Reaching back to 2008. Yes. Decade(s) ago. Python 2.5.
I was reminded of this when a former colleague pinged me about this: https://github.com/slott56/TigerShark.
Yes, it's an X12/EDI message parsing library from -- well -- decades ago.
What is all this about?
Short answer: Parsing X12 EDI messages, which have an obscure-as-hell structure.
Long Answer: EDI (Electronic Data Interchange) is a way for business enterprises and government agencies to exchange data in well-defined formats. See https://www.edibasics.com/what-is-edi/.
It sounds so simple and generic. It's so old, it predates HTML, XML, JSON, etc. Therefore, the formats are -- well -- weird.
There's a "standard", X12, that defines these messages. See https://x12.org. See https://www.stedi.com/edi/x12.
But. The exchange of message used to be done through proprietary networks and software. Therefore the compliance with the standard is sometimes incomplete. (Remember, this is old.)
Back In The Day
Some history
- Python as Config Language -- Forget XML and INI files
- Two Python Config-File Design Patterns
- Configuration File Scalability -- Who Knew? (Revised)
- Technical Debt, the Cost of Cheap and "Get This Done ACAP"
- Synchronicity and Document Object Models
- POPO and GOPS - Plain Old Python Objects and Good Old Python Syntax
I wrote an X12 parser in Python.
It transforms X12 text into Plain Old Python Objects (POPO.)
Back in the day (2008) this was targeted for Python 2.5.
It's Time
Nowadays, this is does not need to be quite so complicated.
Modern Python has a few changes since release 2.5. Two are central to this project:
- type annotations
- classes maintain the order of the definitions
These are the backbone of dataclasses (and pydantic and attrs.)
I believe there are two parts to the rewrite.

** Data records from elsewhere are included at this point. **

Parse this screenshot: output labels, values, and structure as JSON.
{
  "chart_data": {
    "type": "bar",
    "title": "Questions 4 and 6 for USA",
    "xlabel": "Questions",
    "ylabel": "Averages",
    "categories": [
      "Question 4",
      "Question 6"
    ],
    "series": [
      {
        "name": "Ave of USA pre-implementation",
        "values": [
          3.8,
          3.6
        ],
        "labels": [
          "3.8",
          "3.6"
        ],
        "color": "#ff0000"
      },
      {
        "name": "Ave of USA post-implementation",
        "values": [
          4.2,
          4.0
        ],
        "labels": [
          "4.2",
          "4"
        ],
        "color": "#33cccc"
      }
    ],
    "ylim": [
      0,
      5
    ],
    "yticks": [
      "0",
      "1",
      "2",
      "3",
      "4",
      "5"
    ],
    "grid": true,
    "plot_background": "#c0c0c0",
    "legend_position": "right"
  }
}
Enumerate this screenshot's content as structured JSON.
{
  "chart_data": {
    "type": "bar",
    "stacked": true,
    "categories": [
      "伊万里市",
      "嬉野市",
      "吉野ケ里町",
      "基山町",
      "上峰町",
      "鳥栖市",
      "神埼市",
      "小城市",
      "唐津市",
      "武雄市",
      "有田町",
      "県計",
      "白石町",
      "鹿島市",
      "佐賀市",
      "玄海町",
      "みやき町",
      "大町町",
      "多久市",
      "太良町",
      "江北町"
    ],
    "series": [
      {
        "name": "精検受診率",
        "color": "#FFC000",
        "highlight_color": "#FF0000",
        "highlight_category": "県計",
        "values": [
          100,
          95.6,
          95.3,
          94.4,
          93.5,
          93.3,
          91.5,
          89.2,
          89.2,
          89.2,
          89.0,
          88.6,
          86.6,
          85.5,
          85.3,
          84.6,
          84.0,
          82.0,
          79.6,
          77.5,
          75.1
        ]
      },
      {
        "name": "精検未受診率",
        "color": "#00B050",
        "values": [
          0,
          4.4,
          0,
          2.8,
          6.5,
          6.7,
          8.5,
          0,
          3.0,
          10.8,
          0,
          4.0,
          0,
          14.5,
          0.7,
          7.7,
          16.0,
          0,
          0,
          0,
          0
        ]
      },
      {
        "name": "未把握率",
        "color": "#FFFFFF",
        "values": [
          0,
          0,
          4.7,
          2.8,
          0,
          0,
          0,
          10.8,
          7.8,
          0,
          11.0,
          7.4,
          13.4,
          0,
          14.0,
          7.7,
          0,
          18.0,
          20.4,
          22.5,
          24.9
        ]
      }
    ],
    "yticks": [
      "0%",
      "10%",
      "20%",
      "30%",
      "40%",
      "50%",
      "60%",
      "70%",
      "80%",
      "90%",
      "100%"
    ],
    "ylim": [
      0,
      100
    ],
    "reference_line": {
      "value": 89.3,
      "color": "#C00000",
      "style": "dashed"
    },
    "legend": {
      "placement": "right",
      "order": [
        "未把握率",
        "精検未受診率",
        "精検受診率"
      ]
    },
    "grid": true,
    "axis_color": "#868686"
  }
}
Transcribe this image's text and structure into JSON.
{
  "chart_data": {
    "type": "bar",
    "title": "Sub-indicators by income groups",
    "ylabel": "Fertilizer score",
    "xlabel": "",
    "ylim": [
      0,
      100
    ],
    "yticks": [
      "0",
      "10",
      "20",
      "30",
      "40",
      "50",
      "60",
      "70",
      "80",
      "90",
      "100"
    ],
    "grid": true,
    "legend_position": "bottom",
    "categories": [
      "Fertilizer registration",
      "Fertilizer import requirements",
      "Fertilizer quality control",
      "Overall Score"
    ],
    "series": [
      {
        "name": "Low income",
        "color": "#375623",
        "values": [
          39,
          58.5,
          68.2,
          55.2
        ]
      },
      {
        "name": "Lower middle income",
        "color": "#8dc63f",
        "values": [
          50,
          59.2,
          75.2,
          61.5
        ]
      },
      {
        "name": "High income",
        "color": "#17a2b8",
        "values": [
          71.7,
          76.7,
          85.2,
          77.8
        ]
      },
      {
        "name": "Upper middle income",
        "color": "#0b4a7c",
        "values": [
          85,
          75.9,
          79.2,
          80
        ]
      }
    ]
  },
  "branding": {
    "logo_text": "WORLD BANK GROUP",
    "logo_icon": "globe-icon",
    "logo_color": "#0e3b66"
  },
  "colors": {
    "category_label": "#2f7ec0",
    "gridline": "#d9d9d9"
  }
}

- Create dataclass-like class definition for segments and loops. These generally come from the non-Python configuration files used elsewhere. The Python is built from this. Once.
- Create a generic parser protocol that can extract the segments, loops, and atomic fields from the X12 messages. This becomes a superclass feature of all X12 components.
This should be much simpler than the old version. Which was very complicated. The old release had two levels of interpretation of the X12 content:
- Generic segments and loops
- A Pythonic Façade over the generic structure
I think this was (and continues to be) a bad idea.
(Progress will be flaky. I have a book to write, also.)
First Things First
Some updates to reflect Python 3.11 and better GitHub practices. I'll make the documentation more visible as a first step. I may rewrite the diagrams to PlantUML, also.
Just a few small cleanups before throwing the entire thing away and beginning again.